OAM DMA Transfer
FF46 — DMA: OAM DMA source address & start
Writing to this register launches a DMA transfer from ROM or RAM to OAM (Object Attribute Memory). The written value specifies the transfer source address divided by $100, that is, source and destination are:
Source: $XX00-$XX9F ;XX = $00 to $DF
Destination: $FE00-$FE9F
The transfer takes 160 machine cycles: 152 microseconds in normal speed or 76 microseconds in CGB Double Speed Mode. On DMG, during this time, the CPU can access only HRAM (memory at $FF80-$FFFE); on CGB, the bus used by the source area cannot be used (this isn’t understood well at the moment; it’s recommended to assume same behavior as DMG).
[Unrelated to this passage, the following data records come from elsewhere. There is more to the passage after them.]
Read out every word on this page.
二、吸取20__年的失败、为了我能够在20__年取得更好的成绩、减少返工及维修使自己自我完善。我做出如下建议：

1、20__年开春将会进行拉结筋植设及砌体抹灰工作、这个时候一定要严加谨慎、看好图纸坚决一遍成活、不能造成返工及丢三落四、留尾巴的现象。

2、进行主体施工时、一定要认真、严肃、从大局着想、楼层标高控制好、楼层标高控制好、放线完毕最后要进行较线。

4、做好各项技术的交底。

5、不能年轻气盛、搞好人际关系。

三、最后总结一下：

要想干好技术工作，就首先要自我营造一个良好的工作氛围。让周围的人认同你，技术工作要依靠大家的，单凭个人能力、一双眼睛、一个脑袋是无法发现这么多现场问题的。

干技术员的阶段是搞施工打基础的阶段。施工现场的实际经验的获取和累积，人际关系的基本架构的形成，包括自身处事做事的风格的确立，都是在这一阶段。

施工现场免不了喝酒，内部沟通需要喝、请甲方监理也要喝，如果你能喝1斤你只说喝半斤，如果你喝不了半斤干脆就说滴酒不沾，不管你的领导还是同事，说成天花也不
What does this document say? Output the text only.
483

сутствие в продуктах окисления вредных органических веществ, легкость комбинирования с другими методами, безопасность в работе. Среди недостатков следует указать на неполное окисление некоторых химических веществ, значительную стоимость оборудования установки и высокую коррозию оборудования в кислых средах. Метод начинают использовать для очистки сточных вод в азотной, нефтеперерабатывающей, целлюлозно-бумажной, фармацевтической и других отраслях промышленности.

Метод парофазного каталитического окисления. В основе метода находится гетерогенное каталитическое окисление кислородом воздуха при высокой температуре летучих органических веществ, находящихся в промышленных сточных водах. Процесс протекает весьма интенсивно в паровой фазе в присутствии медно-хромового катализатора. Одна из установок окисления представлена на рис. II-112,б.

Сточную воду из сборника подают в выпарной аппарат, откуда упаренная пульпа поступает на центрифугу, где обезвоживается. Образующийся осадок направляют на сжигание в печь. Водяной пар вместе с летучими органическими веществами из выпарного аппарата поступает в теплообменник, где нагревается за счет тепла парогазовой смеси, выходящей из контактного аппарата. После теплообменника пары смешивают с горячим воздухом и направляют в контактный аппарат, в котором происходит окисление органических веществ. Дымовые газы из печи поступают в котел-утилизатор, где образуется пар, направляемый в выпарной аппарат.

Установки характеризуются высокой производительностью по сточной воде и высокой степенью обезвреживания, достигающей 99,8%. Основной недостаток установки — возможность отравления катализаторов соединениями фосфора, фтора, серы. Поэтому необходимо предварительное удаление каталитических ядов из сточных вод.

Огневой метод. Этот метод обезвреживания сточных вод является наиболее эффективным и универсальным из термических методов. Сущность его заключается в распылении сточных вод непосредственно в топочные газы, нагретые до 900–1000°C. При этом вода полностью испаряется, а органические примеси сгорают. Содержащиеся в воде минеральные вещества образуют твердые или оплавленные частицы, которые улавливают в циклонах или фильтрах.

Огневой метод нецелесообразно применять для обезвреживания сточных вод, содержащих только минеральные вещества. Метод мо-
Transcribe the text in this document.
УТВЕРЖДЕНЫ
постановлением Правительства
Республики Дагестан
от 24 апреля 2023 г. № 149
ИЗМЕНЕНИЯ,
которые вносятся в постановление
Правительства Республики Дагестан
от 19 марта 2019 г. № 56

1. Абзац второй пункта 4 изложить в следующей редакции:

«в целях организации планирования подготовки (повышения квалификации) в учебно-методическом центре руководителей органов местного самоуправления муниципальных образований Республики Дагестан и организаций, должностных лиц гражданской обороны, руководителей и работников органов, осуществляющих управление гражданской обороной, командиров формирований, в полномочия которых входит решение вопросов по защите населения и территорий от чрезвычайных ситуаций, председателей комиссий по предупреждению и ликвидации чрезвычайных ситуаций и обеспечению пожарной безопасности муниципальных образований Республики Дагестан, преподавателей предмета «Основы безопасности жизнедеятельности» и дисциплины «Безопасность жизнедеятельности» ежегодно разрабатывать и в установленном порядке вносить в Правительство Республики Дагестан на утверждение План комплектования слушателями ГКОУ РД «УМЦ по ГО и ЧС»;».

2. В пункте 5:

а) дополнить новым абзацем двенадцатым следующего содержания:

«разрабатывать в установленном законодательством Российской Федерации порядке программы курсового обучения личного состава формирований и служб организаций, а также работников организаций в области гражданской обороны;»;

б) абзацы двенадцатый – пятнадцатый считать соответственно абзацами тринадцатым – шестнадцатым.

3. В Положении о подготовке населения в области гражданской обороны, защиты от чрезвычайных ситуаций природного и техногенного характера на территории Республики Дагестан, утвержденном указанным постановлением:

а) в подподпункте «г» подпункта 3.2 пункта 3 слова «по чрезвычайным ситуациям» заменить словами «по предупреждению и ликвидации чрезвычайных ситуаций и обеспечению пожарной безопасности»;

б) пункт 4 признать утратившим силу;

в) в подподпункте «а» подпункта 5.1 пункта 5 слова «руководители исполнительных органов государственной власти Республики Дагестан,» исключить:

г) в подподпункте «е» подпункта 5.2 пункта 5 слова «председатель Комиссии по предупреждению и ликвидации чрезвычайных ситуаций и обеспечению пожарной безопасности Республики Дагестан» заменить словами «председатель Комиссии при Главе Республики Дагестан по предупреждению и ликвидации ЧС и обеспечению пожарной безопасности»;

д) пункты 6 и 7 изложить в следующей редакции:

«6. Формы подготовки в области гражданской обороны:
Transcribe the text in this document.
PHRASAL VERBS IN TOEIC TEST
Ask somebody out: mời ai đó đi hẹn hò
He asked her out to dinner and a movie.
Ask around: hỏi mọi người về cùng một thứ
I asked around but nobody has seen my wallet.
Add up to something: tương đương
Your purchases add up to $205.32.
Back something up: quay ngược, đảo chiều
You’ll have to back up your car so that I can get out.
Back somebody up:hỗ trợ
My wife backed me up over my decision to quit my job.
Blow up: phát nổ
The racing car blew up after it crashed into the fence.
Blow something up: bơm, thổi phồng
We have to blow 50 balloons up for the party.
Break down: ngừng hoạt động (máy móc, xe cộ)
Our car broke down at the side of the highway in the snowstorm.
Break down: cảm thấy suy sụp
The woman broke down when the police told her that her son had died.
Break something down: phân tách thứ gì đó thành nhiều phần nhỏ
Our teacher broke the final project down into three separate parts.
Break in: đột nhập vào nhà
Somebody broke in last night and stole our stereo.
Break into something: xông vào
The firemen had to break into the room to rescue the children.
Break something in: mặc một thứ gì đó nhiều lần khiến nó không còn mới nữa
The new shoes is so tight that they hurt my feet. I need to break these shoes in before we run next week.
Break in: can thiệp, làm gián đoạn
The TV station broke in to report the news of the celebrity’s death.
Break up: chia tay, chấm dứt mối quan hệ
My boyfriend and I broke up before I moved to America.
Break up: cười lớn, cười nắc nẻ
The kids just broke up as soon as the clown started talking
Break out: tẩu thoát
For this reason, the programmer must copy a short procedure into HRAM, and use this procedure to start the transfer from inside HRAM, and wait until the transfer has finished:
run_dma:
ld a, HIGH(start address)
ldh [$FF46], a ; start DMA transfer (starts right after instruction)
ld a, 40 ; delay for a total of 4×40 = 160 cycles
.wait
dec a ; 1 cycle
jr nz, .wait ; 3 cycles
ret
Because sprites are not displayed while an OAM DMA transfer is in progress, most programs execute this procedure from inside their VBlank handler. But it is also possible to execute it during display redraw (Modes 2 and 3), allowing to display more than 40 sprites on the screen (that is, for example 40 sprites in the top half, and other 40 sprites in the bottom half of the screen), at the cost of a couple lines that lack sprites due to the fact that during those couple lines the PPU reads OAM as $FF. Besides, graphic glitches may happen if an OAM DMA transfer is started during Mode 3.
A more compact procedure is
run_dma: ; This part is in ROM
ld a, HIGH(start address)
ld bc, $2846 ; B: wait time; C: LOW($FF46)
jp run_dma_hrampart
run_dma_hrampart:
ldh [c], a
.wait
dec b
jr nz, .wait
ret
This saves 5 bytes of HRAM, but is slightly slower in most cases due to the jump into the HRAM part.